2026-06-07 –, ZKM Medientheater Language: English
Web Application Firewalls (WAFs) for filtering based on HTTP and payload are omnipresent. In this talk an argument will be made that, in many cases, the wrong approach for implementing WAFs is chosen: They are implemented as "deny firewalls" which specifically forbid "bad" traffic based on pattern rules, while for network security (layers 3/4) professionals would only ever follow an "allow firewall" approach, which explicitly lets "good" traffic pass and denies everything else.
"deny WAFs" are oftentimes marketed as simple, easy to use, out-of-the-box solutions, but, by design, they can only prevent known exploits. Also, practical aspects limit their potential, when rulesets breaking functionality have to be disabled.

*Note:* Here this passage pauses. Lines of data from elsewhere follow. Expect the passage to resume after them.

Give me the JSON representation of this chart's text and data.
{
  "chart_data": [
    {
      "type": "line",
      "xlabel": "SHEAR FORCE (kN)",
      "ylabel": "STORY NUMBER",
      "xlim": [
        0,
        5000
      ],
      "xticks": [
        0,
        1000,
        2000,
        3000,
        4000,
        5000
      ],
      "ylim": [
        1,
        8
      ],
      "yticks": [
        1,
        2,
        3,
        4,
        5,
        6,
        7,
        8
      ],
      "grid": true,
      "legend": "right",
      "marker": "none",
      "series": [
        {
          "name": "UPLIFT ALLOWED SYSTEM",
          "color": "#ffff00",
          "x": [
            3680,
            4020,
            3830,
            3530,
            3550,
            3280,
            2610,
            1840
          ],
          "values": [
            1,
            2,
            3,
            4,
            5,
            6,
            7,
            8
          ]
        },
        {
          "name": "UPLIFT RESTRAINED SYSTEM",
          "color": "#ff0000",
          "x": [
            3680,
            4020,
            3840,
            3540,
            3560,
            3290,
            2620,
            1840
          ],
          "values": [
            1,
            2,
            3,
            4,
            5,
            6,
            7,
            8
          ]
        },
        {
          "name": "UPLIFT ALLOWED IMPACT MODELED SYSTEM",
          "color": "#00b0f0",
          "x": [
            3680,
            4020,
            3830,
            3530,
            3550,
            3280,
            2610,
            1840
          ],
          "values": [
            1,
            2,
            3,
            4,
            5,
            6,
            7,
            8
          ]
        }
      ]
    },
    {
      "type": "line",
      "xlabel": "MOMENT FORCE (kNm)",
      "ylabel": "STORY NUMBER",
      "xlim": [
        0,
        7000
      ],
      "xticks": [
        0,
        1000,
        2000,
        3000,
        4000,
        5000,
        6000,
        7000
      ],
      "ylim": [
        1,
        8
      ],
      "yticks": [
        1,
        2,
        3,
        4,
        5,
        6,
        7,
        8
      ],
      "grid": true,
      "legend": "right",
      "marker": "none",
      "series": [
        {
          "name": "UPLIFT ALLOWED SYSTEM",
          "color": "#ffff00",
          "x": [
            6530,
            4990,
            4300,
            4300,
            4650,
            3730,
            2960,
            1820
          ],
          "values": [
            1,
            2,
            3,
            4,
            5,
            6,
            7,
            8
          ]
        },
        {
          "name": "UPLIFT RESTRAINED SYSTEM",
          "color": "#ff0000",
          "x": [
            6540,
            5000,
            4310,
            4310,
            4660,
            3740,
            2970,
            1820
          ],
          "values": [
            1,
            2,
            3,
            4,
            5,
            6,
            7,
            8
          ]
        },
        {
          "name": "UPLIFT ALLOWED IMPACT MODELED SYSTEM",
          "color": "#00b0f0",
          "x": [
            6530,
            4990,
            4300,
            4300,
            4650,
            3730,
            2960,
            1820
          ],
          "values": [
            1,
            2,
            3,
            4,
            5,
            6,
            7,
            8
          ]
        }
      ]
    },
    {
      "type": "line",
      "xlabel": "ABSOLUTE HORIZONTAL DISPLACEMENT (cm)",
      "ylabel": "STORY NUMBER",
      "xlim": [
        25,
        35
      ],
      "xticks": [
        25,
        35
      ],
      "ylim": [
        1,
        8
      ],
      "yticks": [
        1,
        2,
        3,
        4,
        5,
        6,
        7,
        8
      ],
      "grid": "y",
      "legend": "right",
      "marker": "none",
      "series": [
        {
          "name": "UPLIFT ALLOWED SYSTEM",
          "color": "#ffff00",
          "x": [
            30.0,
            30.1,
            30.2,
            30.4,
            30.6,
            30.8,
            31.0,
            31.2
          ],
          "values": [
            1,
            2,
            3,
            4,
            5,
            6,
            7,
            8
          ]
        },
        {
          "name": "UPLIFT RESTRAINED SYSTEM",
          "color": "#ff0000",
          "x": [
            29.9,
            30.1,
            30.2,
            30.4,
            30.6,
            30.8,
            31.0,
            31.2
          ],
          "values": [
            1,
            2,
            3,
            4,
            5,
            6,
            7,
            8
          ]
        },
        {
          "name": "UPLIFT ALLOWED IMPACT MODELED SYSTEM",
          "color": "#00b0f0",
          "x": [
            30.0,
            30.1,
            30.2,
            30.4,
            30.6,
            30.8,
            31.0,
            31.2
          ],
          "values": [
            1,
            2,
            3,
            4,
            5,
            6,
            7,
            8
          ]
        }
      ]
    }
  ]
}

While the "allow WAF" approach presented here implies more effort, its main advantage is protection against new attack vectors ("zero days") and it comes with a lot of side benefits, such as improved performance and resilience through caching.
Concepts will be introduced:
* HTTP Basics
* Signed URLs / signed requests
* Regular Expressions
* HTTP Caching
Practical examples with Vinyl Cache will be presented:
* Rules based on HTTP method and URL
* Header filtering
* Regular Expressions on body data
Born between epochs (1<<27) and (1<<28), slink got known as a teen for the 0130 list of German toll free numbers, which served as a helpful tool to many phreaks. Since then he has run three ISPs and a datacentre, before getting into performance and availability engineering. He is currently one of three maintainers of the FOSS Vinyl Cache project and grateful part of the best small company ever.